I cast the vote that dare not speak its name: so shoot me, I voted Nader.
But my shame is not in electing George W. I'm more nagged by an
unflattering parallel between Nader's campaign and the 1988 run for President
by that Bible-banging, sticky-fingered televangelist Pat Robertson.

When Reverend Pat launched his campaign for the Republican nomination 12
years ago, he announced an extraordinary endorsement --- GOD had asked him to
run. With the Supreme Being as his campaign strategist, I asked Robertson
last year, "how did you lose?" Robertson grinned, and his reply was far more
brilliant than anything I've heard from Nader this year. "I was called
to RUN," Robertson said, "not WIN." Out of his losing campaign, Robertson
reminded me that he built a mailing list of 10 million Presbyterian-hating
zealots and a huge political organization, The Christian Coalition. This
year, the Christain Coalition savaged John McCain and anointed Bush, proving
it's power of veto in Republican party nominations.

Now that's real power. Robertson used his presidential campaign, not to
get elected, but to build a MOVEMENT. That's what Nader promised too ---
that his candidacy will build an on-going anti-corporate alliance to last beyond
the November 7 election. But, like all the other hack politicians, Nader
just didn't deliver.

Nader's become too cool, too loosey-goosey for the real job at hand. He
had just a bit too much fun making fun of Big Business' toy boys, Gore and
Bush, to bother with the tough work of building that permanent membership
platform that today makes Robertson's phalanx such a holy terror. As to
building a third party, Nader barely acknowledged the Greens until the
campaign's end; he just rode their nomination like an electoral surfboard.

I don't get it. If I ever loved a man, it's Ralph. The guy has launched
over a hundred organizations which have turned American politics on its head.

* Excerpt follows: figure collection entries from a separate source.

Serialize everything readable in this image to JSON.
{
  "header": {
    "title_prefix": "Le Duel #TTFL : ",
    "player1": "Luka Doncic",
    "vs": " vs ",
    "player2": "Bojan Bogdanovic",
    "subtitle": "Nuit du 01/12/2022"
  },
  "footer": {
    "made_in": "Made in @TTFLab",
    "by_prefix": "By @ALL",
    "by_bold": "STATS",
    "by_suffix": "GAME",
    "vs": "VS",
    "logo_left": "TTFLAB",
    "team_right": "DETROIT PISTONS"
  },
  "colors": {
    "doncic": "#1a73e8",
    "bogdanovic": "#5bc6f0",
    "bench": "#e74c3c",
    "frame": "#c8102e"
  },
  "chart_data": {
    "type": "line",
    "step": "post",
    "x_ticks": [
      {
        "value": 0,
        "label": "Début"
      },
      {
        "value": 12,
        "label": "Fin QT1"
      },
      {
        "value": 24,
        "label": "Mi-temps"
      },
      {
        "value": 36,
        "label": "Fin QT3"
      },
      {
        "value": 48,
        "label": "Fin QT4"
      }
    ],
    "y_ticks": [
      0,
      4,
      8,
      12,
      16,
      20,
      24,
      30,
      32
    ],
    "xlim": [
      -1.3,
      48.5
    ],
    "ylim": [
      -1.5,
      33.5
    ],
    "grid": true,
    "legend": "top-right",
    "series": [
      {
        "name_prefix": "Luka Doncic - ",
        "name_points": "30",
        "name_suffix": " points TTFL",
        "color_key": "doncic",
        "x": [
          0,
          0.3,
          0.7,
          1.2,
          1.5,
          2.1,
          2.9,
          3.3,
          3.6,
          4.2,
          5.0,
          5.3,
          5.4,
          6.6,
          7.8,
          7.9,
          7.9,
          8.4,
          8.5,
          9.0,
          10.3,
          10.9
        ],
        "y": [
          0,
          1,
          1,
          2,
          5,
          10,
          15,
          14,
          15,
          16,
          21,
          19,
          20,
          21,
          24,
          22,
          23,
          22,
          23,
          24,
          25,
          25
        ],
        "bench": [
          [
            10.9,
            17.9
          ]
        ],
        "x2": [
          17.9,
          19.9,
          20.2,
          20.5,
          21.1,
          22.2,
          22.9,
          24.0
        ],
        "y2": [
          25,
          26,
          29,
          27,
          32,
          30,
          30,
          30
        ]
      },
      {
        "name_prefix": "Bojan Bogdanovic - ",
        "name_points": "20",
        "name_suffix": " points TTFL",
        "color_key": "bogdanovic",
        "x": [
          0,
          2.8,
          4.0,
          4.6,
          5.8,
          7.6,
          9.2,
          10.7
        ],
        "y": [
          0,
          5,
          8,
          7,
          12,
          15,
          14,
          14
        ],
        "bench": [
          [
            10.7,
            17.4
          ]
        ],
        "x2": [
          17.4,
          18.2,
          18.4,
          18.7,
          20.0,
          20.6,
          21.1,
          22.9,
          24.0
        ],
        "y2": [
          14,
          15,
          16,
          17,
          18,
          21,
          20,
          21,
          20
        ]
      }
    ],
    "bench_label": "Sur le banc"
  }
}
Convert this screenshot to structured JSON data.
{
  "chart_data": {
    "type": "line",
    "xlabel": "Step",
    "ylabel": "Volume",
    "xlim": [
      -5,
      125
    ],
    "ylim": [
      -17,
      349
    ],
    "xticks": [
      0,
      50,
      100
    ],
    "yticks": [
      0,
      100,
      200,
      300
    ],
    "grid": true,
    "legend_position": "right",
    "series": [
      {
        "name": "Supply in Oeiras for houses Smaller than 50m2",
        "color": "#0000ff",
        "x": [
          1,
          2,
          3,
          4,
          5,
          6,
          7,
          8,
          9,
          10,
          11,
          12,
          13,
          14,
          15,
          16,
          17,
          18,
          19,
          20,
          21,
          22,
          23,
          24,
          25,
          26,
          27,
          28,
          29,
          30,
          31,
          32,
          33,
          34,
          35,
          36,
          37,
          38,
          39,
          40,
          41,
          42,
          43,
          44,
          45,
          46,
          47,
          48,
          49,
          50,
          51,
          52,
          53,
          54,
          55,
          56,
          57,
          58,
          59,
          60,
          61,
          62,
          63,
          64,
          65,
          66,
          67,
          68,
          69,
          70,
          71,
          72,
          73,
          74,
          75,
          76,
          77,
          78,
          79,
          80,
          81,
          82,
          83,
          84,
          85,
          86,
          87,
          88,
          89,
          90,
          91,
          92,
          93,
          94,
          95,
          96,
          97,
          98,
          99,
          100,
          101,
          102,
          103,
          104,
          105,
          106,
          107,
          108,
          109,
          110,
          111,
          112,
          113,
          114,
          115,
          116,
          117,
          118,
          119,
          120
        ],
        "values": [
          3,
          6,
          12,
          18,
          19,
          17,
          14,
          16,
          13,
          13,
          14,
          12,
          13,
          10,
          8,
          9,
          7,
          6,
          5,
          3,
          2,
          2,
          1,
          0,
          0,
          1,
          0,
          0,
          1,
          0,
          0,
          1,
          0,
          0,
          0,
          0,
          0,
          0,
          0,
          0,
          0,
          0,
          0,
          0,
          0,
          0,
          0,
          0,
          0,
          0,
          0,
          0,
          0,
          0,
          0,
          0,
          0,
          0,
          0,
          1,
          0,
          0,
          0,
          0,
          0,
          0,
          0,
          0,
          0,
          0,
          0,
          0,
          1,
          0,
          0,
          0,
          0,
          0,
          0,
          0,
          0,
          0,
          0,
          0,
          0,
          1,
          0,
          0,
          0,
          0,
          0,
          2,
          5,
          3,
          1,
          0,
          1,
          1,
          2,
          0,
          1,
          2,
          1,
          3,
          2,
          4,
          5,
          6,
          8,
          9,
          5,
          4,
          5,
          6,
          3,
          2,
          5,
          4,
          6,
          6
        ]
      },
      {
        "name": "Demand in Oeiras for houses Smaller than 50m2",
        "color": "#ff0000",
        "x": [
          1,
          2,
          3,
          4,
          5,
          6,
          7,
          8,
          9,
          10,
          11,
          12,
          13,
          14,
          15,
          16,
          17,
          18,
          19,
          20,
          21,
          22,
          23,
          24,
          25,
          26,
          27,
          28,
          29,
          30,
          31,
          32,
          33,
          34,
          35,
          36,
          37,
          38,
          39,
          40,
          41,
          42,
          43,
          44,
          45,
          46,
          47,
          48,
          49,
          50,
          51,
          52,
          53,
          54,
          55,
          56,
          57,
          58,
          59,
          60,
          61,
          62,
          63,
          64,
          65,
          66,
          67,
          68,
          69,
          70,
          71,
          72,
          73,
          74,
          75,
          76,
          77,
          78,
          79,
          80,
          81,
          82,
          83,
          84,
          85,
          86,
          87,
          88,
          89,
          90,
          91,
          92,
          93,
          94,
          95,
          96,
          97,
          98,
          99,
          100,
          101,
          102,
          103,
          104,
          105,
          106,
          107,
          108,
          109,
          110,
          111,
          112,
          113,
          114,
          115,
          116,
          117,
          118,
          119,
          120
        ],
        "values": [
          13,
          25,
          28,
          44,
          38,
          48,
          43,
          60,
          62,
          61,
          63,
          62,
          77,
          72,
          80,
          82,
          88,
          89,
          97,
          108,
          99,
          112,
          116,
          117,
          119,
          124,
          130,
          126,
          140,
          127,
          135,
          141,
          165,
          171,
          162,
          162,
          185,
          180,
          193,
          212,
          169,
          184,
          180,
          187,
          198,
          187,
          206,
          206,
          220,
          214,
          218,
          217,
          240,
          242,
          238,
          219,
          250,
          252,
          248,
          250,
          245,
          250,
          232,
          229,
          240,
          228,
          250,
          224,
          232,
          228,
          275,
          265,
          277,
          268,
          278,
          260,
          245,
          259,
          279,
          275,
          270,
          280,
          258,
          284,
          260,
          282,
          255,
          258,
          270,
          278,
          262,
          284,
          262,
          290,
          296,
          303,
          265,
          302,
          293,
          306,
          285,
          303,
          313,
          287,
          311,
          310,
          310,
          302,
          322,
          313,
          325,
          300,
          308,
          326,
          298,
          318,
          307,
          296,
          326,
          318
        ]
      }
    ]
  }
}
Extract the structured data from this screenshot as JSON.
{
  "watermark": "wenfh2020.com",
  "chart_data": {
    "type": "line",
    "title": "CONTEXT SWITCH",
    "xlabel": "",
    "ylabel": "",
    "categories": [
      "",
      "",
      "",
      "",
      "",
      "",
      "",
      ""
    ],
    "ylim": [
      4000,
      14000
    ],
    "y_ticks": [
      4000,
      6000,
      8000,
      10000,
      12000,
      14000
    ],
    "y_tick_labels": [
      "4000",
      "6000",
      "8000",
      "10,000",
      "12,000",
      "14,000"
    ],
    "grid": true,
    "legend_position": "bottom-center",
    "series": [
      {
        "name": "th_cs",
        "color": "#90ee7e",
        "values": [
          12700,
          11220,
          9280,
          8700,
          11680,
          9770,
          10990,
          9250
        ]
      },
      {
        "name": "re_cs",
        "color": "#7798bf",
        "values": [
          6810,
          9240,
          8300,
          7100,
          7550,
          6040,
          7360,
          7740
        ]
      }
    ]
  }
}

But my love for Nader dare not speak its name to those in the trenches ---
African-Americans, union organizers, teacher's scared witless over Bush's
plan to privatize schools --- who did not have the luxury of spending their
vote on a protest ticket to nowhere.

For Americans who dissent from the New World Order, Nader's our Pied
Piper. Now we have to ask Nader if he's chasing the rats out of US politics
or just leading our children away into the forest of political oblivion.